Weaver was struggling mightily with the Padres this year, going 0-5 in nine starts and posting a 7.44 ERA,, a 2.6 BB/9 and 4.9 K/9 ratio over 42.1 innings. He hadn’t posted a sub-4.00 ERA since 2014 and his velocity had, quite famously, sunk into the low 80s and even high 70s at times in recent seasons. A spate of physical setbacks contributed to that, with a hip inflammation ailing him this season and nerve issues in his neck and back afflicting him for the past few years.

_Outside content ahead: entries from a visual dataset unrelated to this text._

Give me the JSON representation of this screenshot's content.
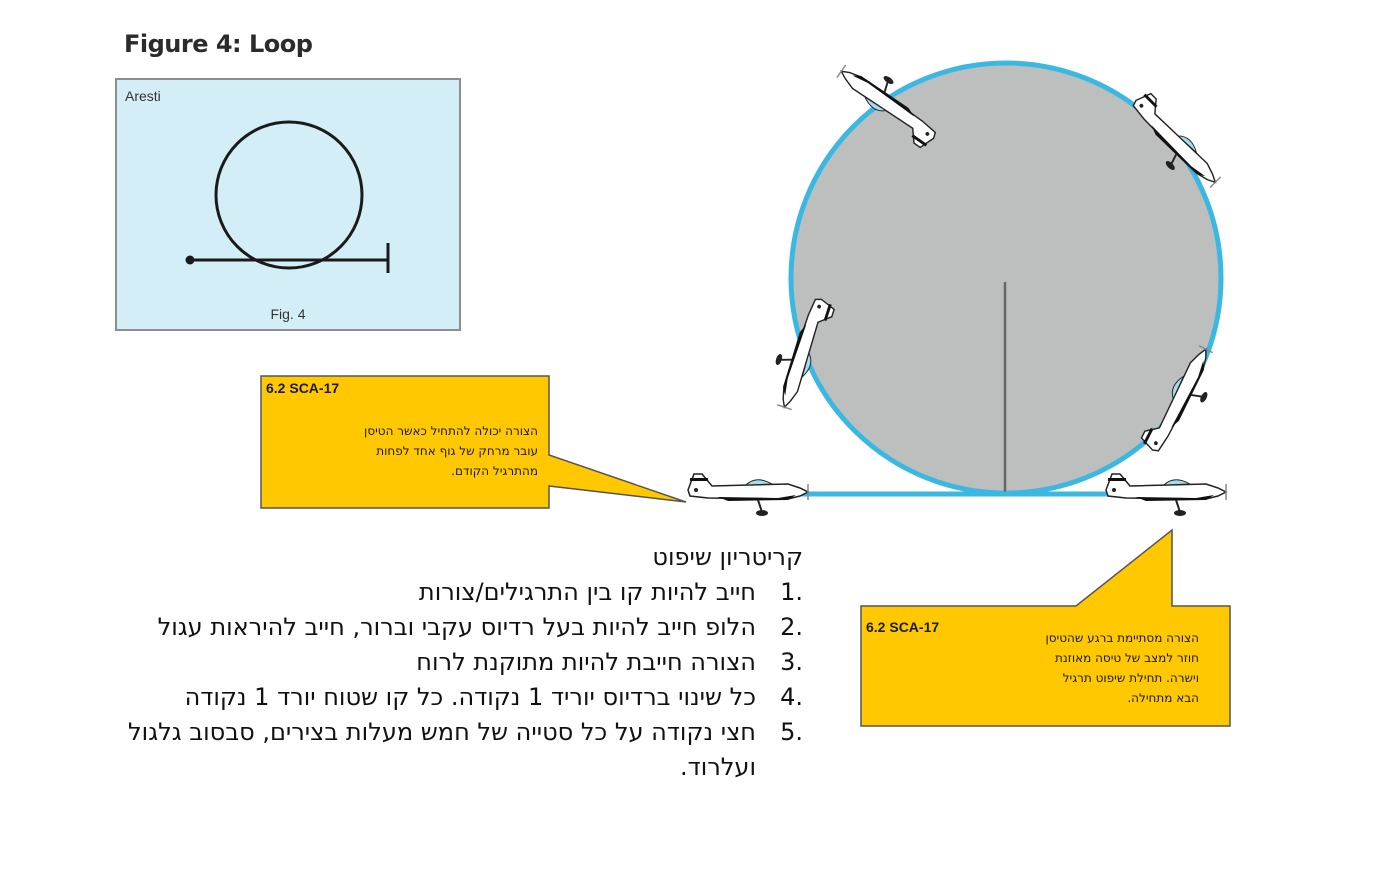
{
  "figure_title": "Figure 4: Loop",
  "aresti": {
    "label": "Aresti",
    "caption": "Fig. 4"
  },
  "callout_start": {
    "heading": "6.2 SCA-17",
    "lines": [
      "הצורה יכולה להתחיל כאשר הטיסן",
      "עובר מרחק של גוף אחד לפחות",
      "מהתרגיל הקודם."
    ]
  },
  "callout_end": {
    "heading": "6.2 SCA-17",
    "lines": [
      "הצורה מסתיימת ברגע שהטיסן",
      "חוזר למצב של טיסה מאוזנת",
      "וישרה. תחילת שיפוט תרגיל",
      "הבא מתחילה."
    ]
  },
  "criteria": {
    "heading": "קריטריון שיפוט",
    "items": [
      {
        "num": "1.",
        "text": "חייב להיות קו בין התרגילים/צורות"
      },
      {
        "num": "2.",
        "text": "הלופ חייב להיות בעל רדיוס עקבי וברור, חייב להיראות עגול"
      },
      {
        "num": "3.",
        "text": "הצורה חייבת להיות מתוקנת לרוח"
      },
      {
        "num": "4.",
        "text": "כל שינוי ברדיוס יוריד 1 נקודה. כל קו שטוח יורד 1 נקודה"
      },
      {
        "num": "5.",
        "text": "חצי נקודה על כל סטייה של חמש מעלות בצירים, סבסוב גלגול ועלרוד."
      }
    ]
  },
  "colors": {
    "aresti_bg": "#d4eef7",
    "loop_fill": "#bdbfbe",
    "loop_stroke": "#3bb8e2",
    "callout_fill": "#ffc800"
  },
  "icons": [
    "airplane-icon"
  ]
}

But even if his recent seasons have been less-than-memorable, it’s worth remembering that he was, for a time, one of baseball’s best pitchers. He posted a record of 131-69 with a 3.28 ERA in his first 9 seasons, leading the American League in strikeouts in 2010 and leading the circuit in wins in 2012 and 2014. He likewise led the league in WHIP and hits allowed per nine innings in 2012.

He finishes his career with a record of 150-98, an ERA of 3.63 (ERA+ of 111) and a K/BB ratio of 1,621/551 in 2,067.1 innings. He pitched in four American League Division Series and the 2009 ALCS, posting a 2.67 ERA in seven playoff games pitched.

Happy trails, Jered. A first-ballot induction into the Hall of He Was Really Dang Good, Even if We Forgot About It For A While is in your future.